Her ülkenin mutfağı, geçmişin izlerini taşıyan lezzetlerle doludur. Rus mutfağı da yüzyıllar boyunca hem doğudan hem batıdan aldığı etkilerle zenginleşmiş ve dünya çapında sevilen yemekler ortaya çıkarmıştır. Bu mutfağın en özel tatlarından ikisi ise Beef Stroganoff ve Napoleon pastasıdır. Biri soylu sofralarından çıkıp dünyaya yayılan nefis bir et yemeği, diğeri ise zaferin tatlı bir simgesi olarak doğmuş, kat kat lezzet sunan muhteşem bir pastadır. İkisinin de kökeninde tarih, hikâyelerinde zarafet, lezzetlerinde ise ustalık saklıdır.
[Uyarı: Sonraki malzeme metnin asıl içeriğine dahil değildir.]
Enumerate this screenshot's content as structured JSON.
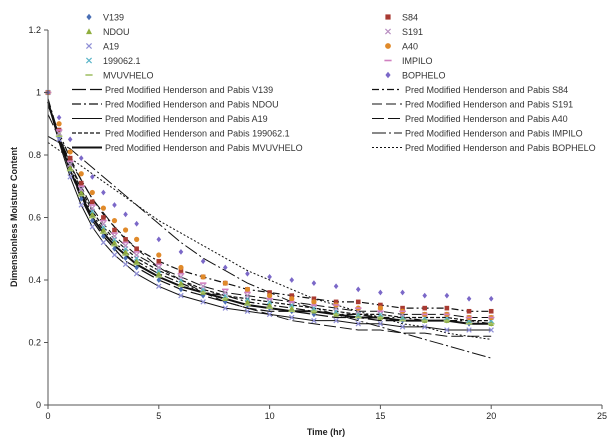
{
  "chart_data": {
    "type": "scatter",
    "title": "",
    "xlabel": "Time (hr)",
    "ylabel": "Dimensionless Moisture Content",
    "xlim": [
      0,
      25
    ],
    "ylim": [
      0,
      1.2
    ],
    "x_ticks": [
      "0",
      "5",
      "10",
      "15",
      "20",
      "25"
    ],
    "y_ticks": [
      "0",
      "0.2",
      "0.4",
      "0.6",
      "0.8",
      "1",
      "1.2"
    ],
    "grid": false,
    "legend_position": "top",
    "series": [
      {
        "name": "V139",
        "marker": "diamond",
        "color": "#4a6fb5",
        "x": [
          0,
          0.5,
          1,
          1.5,
          2,
          2.5,
          3,
          3.5,
          4,
          5,
          6,
          7,
          8,
          9,
          10,
          11,
          12,
          13,
          14,
          15,
          16,
          17,
          18,
          19,
          20
        ],
        "y": [
          1,
          0.86,
          0.75,
          0.66,
          0.59,
          0.54,
          0.5,
          0.47,
          0.44,
          0.4,
          0.37,
          0.35,
          0.33,
          0.32,
          0.31,
          0.3,
          0.29,
          0.29,
          0.28,
          0.28,
          0.27,
          0.27,
          0.27,
          0.26,
          0.26
        ]
      },
      {
        "name": "NDOU",
        "marker": "triangle",
        "color": "#8fae3e",
        "x": [
          0,
          0.5,
          1,
          1.5,
          2,
          2.5,
          3,
          3.5,
          4,
          5,
          6,
          7,
          8,
          9,
          10,
          11,
          12,
          13,
          14,
          15,
          16,
          17,
          18,
          19,
          20
        ],
        "y": [
          1,
          0.87,
          0.76,
          0.68,
          0.61,
          0.56,
          0.52,
          0.49,
          0.46,
          0.42,
          0.39,
          0.36,
          0.34,
          0.33,
          0.32,
          0.31,
          0.3,
          0.29,
          0.29,
          0.28,
          0.28,
          0.27,
          0.27,
          0.27,
          0.26
        ]
      },
      {
        "name": "A19",
        "marker": "x",
        "color": "#8e8ed6",
        "x": [
          0,
          0.5,
          1,
          1.5,
          2,
          2.5,
          3,
          3.5,
          4,
          5,
          6,
          7,
          8,
          9,
          10,
          11,
          12,
          13,
          14,
          15,
          16,
          17,
          18,
          19,
          20
        ],
        "y": [
          1,
          0.85,
          0.73,
          0.64,
          0.57,
          0.52,
          0.48,
          0.45,
          0.42,
          0.38,
          0.35,
          0.33,
          0.31,
          0.3,
          0.29,
          0.28,
          0.27,
          0.27,
          0.26,
          0.26,
          0.25,
          0.25,
          0.24,
          0.24,
          0.24
        ]
      },
      {
        "name": "199062.1",
        "marker": "x",
        "color": "#5bb5c8",
        "x": [
          0,
          0.5,
          1,
          1.5,
          2,
          2.5,
          3,
          3.5,
          4,
          5,
          6,
          7,
          8,
          9,
          10,
          11,
          12,
          13,
          14,
          15,
          16,
          17,
          18,
          19,
          20
        ],
        "y": [
          1,
          0.87,
          0.77,
          0.69,
          0.62,
          0.57,
          0.53,
          0.5,
          0.47,
          0.43,
          0.4,
          0.37,
          0.35,
          0.34,
          0.33,
          0.32,
          0.31,
          0.3,
          0.29,
          0.29,
          0.28,
          0.28,
          0.28,
          0.27,
          0.27
        ]
      },
      {
        "name": "MVUVHELO",
        "marker": "dash",
        "color": "#a4c26a",
        "x": [
          0,
          0.5,
          1,
          1.5,
          2,
          2.5,
          3,
          3.5,
          4,
          5,
          6,
          7,
          8,
          9,
          10,
          11,
          12,
          13,
          14,
          15,
          16,
          17,
          18,
          19,
          20
        ],
        "y": [
          1,
          0.86,
          0.75,
          0.67,
          0.6,
          0.55,
          0.51,
          0.48,
          0.45,
          0.41,
          0.38,
          0.36,
          0.34,
          0.32,
          0.31,
          0.3,
          0.3,
          0.29,
          0.28,
          0.28,
          0.27,
          0.27,
          0.27,
          0.26,
          0.26
        ]
      },
      {
        "name": "S84",
        "marker": "square",
        "color": "#a83a32",
        "x": [
          0,
          0.5,
          1,
          1.5,
          2,
          2.5,
          3,
          3.5,
          4,
          5,
          6,
          7,
          8,
          9,
          10,
          11,
          12,
          13,
          14,
          15,
          16,
          17,
          18,
          19,
          20
        ],
        "y": [
          1,
          0.88,
          0.79,
          0.71,
          0.65,
          0.6,
          0.56,
          0.53,
          0.5,
          0.46,
          0.43,
          0.41,
          0.39,
          0.37,
          0.36,
          0.35,
          0.34,
          0.33,
          0.33,
          0.32,
          0.31,
          0.31,
          0.31,
          0.3,
          0.3
        ]
      },
      {
        "name": "S191",
        "marker": "x",
        "color": "#b98fc2",
        "x": [
          0,
          0.5,
          1,
          1.5,
          2,
          2.5,
          3,
          3.5,
          4,
          5,
          6,
          7,
          8,
          9,
          10,
          11,
          12,
          13,
          14,
          15,
          16,
          17,
          18,
          19,
          20
        ],
        "y": [
          1,
          0.87,
          0.77,
          0.69,
          0.63,
          0.58,
          0.54,
          0.51,
          0.48,
          0.44,
          0.41,
          0.38,
          0.36,
          0.35,
          0.34,
          0.33,
          0.32,
          0.31,
          0.3,
          0.3,
          0.29,
          0.29,
          0.29,
          0.28,
          0.28
        ]
      },
      {
        "name": "A40",
        "marker": "circle",
        "color": "#e08a2a",
        "x": [
          0,
          0.5,
          1,
          1.5,
          2,
          2.5,
          3,
          3.5,
          4,
          5,
          6,
          7,
          8,
          9,
          10,
          11,
          12,
          13,
          14,
          15,
          16,
          17,
          18,
          19,
          20
        ],
        "y": [
          1,
          0.9,
          0.81,
          0.74,
          0.68,
          0.63,
          0.59,
          0.56,
          0.53,
          0.48,
          0.44,
          0.41,
          0.39,
          0.37,
          0.35,
          0.34,
          0.33,
          0.32,
          0.31,
          0.31,
          0.3,
          0.29,
          0.29,
          0.28,
          0.28
        ]
      },
      {
        "name": "IMPILO",
        "marker": "dash",
        "color": "#d080c0",
        "x": [
          0,
          0.5,
          1,
          1.5,
          2,
          2.5,
          3,
          3.5,
          4,
          5,
          6,
          7,
          8,
          9,
          10,
          11,
          12,
          13,
          14,
          15,
          16,
          17,
          18,
          19,
          20
        ],
        "y": [
          1,
          0.88,
          0.78,
          0.7,
          0.64,
          0.59,
          0.55,
          0.52,
          0.49,
          0.45,
          0.42,
          0.39,
          0.37,
          0.36,
          0.34,
          0.33,
          0.32,
          0.32,
          0.31,
          0.3,
          0.3,
          0.29,
          0.29,
          0.28,
          0.28
        ]
      },
      {
        "name": "BOPHELO",
        "marker": "diamond",
        "color": "#7b68c8",
        "x": [
          0,
          0.5,
          1,
          1.5,
          2,
          2.5,
          3,
          3.5,
          4,
          5,
          6,
          7,
          8,
          9,
          10,
          11,
          12,
          13,
          14,
          15,
          16,
          17,
          18,
          19,
          20
        ],
        "y": [
          1,
          0.92,
          0.85,
          0.79,
          0.73,
          0.68,
          0.64,
          0.61,
          0.58,
          0.53,
          0.49,
          0.46,
          0.44,
          0.42,
          0.41,
          0.4,
          0.39,
          0.38,
          0.37,
          0.36,
          0.36,
          0.35,
          0.35,
          0.34,
          0.34
        ]
      }
    ],
    "fits": [
      {
        "name": "Pred Modified Henderson and Pabis V139",
        "dash": "14,4",
        "width": 1.2,
        "x": [
          0,
          0.5,
          1,
          1.5,
          2,
          2.5,
          3,
          3.5,
          4,
          5,
          6,
          7,
          8,
          9,
          10,
          11,
          12,
          13,
          14,
          15,
          16,
          17,
          18,
          19,
          20
        ],
        "y": [
          0.97,
          0.85,
          0.75,
          0.66,
          0.59,
          0.54,
          0.5,
          0.46,
          0.44,
          0.4,
          0.37,
          0.35,
          0.33,
          0.31,
          0.3,
          0.3,
          0.29,
          0.28,
          0.28,
          0.27,
          0.27,
          0.27,
          0.27,
          0.26,
          0.26
        ]
      },
      {
        "name": "Pred Modified Henderson and Pabis NDOU",
        "dash": "9,3,2,3",
        "width": 1.2,
        "x": [
          0,
          0.5,
          1,
          1.5,
          2,
          2.5,
          3,
          3.5,
          4,
          5,
          6,
          7,
          8,
          9,
          10,
          11,
          12,
          13,
          14,
          15,
          16,
          17,
          18,
          19,
          20
        ],
        "y": [
          0.98,
          0.86,
          0.76,
          0.68,
          0.61,
          0.56,
          0.52,
          0.49,
          0.46,
          0.42,
          0.39,
          0.36,
          0.35,
          0.33,
          0.32,
          0.31,
          0.3,
          0.29,
          0.29,
          0.28,
          0.28,
          0.27,
          0.27,
          0.27,
          0.26
        ]
      },
      {
        "name": "Pred Modified Henderson and Pabis A19",
        "dash": "",
        "width": 1,
        "x": [
          0,
          0.5,
          1,
          1.5,
          2,
          2.5,
          3,
          3.5,
          4,
          5,
          6,
          7,
          8,
          9,
          10,
          11,
          12,
          13,
          14,
          15,
          16,
          17,
          18,
          19,
          20
        ],
        "y": [
          0.97,
          0.84,
          0.73,
          0.64,
          0.57,
          0.52,
          0.48,
          0.45,
          0.42,
          0.38,
          0.35,
          0.33,
          0.31,
          0.3,
          0.29,
          0.28,
          0.27,
          0.27,
          0.26,
          0.26,
          0.25,
          0.25,
          0.24,
          0.24,
          0.24
        ]
      },
      {
        "name": "Pred Modified Henderson and Pabis 199062.1",
        "dash": "4,2",
        "width": 1.2,
        "x": [
          0,
          0.5,
          1,
          1.5,
          2,
          2.5,
          3,
          3.5,
          4,
          5,
          6,
          7,
          8,
          9,
          10,
          11,
          12,
          13,
          14,
          15,
          16,
          17,
          18,
          19,
          20
        ],
        "y": [
          0.97,
          0.86,
          0.77,
          0.69,
          0.62,
          0.57,
          0.53,
          0.5,
          0.47,
          0.43,
          0.4,
          0.37,
          0.35,
          0.34,
          0.33,
          0.32,
          0.31,
          0.3,
          0.29,
          0.29,
          0.28,
          0.28,
          0.28,
          0.27,
          0.27
        ]
      },
      {
        "name": "Pred Modified Henderson and Pabis MVUVHELO",
        "dash": "",
        "width": 2,
        "x": [
          0,
          0.5,
          1,
          1.5,
          2,
          2.5,
          3,
          3.5,
          4,
          5,
          6,
          7,
          8,
          9,
          10,
          11,
          12,
          13,
          14,
          15,
          16,
          17,
          18,
          19,
          20
        ],
        "y": [
          0.97,
          0.85,
          0.75,
          0.67,
          0.6,
          0.55,
          0.51,
          0.48,
          0.45,
          0.41,
          0.38,
          0.36,
          0.34,
          0.32,
          0.31,
          0.3,
          0.3,
          0.29,
          0.28,
          0.28,
          0.27,
          0.27,
          0.27,
          0.26,
          0.26
        ]
      },
      {
        "name": "Pred Modified Henderson and Pabis S84",
        "dash": "7,3,2,3",
        "width": 1.2,
        "x": [
          0,
          0.5,
          1,
          1.5,
          2,
          2.5,
          3,
          3.5,
          4,
          5,
          6,
          7,
          8,
          9,
          10,
          11,
          12,
          13,
          14,
          15,
          16,
          17,
          18,
          19,
          20
        ],
        "y": [
          0.96,
          0.87,
          0.79,
          0.72,
          0.66,
          0.61,
          0.57,
          0.53,
          0.5,
          0.46,
          0.43,
          0.41,
          0.39,
          0.37,
          0.36,
          0.35,
          0.34,
          0.33,
          0.33,
          0.32,
          0.31,
          0.31,
          0.31,
          0.3,
          0.3
        ]
      },
      {
        "name": "Pred Modified Henderson and Pabis S191",
        "dash": "10,4",
        "width": 1,
        "x": [
          0,
          0.5,
          1,
          1.5,
          2,
          2.5,
          3,
          3.5,
          4,
          5,
          6,
          7,
          8,
          9,
          10,
          11,
          12,
          13,
          14,
          15,
          16,
          17,
          18,
          19,
          20
        ],
        "y": [
          0.96,
          0.86,
          0.77,
          0.7,
          0.63,
          0.58,
          0.54,
          0.51,
          0.48,
          0.44,
          0.41,
          0.38,
          0.36,
          0.35,
          0.34,
          0.33,
          0.32,
          0.31,
          0.3,
          0.3,
          0.29,
          0.29,
          0.29,
          0.28,
          0.28
        ]
      },
      {
        "name": "Pred Modified Henderson and Pabis A40",
        "dash": "12,4",
        "width": 1,
        "x": [
          0,
          1,
          2,
          3,
          4,
          5,
          6,
          7,
          8,
          9,
          10,
          11,
          12,
          13,
          14,
          15,
          16,
          17,
          18,
          19,
          20
        ],
        "y": [
          0.93,
          0.78,
          0.66,
          0.57,
          0.5,
          0.44,
          0.4,
          0.36,
          0.33,
          0.31,
          0.29,
          0.27,
          0.26,
          0.25,
          0.24,
          0.24,
          0.23,
          0.23,
          0.22,
          0.22,
          0.22
        ]
      },
      {
        "name": "Pred Modified Henderson and Pabis IMPILO",
        "dash": "14,3,2,3",
        "width": 1,
        "x": [
          0,
          1,
          2,
          3,
          4,
          5,
          6,
          7,
          8,
          9,
          10,
          11,
          12,
          13,
          14,
          15,
          16,
          17,
          18,
          19,
          20
        ],
        "y": [
          0.86,
          0.82,
          0.76,
          0.7,
          0.64,
          0.58,
          0.52,
          0.47,
          0.43,
          0.39,
          0.36,
          0.33,
          0.31,
          0.29,
          0.27,
          0.25,
          0.23,
          0.21,
          0.19,
          0.17,
          0.15
        ]
      },
      {
        "name": "Pred Modified Henderson and Pabis BOPHELO",
        "dash": "2,2",
        "width": 1,
        "x": [
          0,
          1,
          2,
          3,
          4,
          5,
          6,
          7,
          8,
          9,
          10,
          11,
          12,
          13,
          14,
          15,
          16,
          17,
          18,
          19,
          20
        ],
        "y": [
          0.84,
          0.79,
          0.74,
          0.69,
          0.64,
          0.59,
          0.55,
          0.51,
          0.47,
          0.43,
          0.4,
          0.37,
          0.34,
          0.32,
          0.3,
          0.28,
          0.26,
          0.25,
          0.23,
          0.22,
          0.21
        ]
      }
    ]
  }
}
Peki, bu iki klasik yemek nasıl ortaya çıktı? Gelin, Rus mutfağının bu iki efsanevi lezzetinin izini birlikte sürelim.
Beef Stroganoff
Rus mutfağının dünya çapında ün kazanan yemeklerinden biri olan Beef Stroganoff, aristokrat sofralarından günümüze uzanan köklü bir tarihe sahiptir. Adını, 19. yüzyılda yaşamış ünlü Stroganov ailesinden alan bu eşsiz yemek, Rus mutfağı ile Fransız mutfağının kusursuz bir birleşimi olarak kabul edilir.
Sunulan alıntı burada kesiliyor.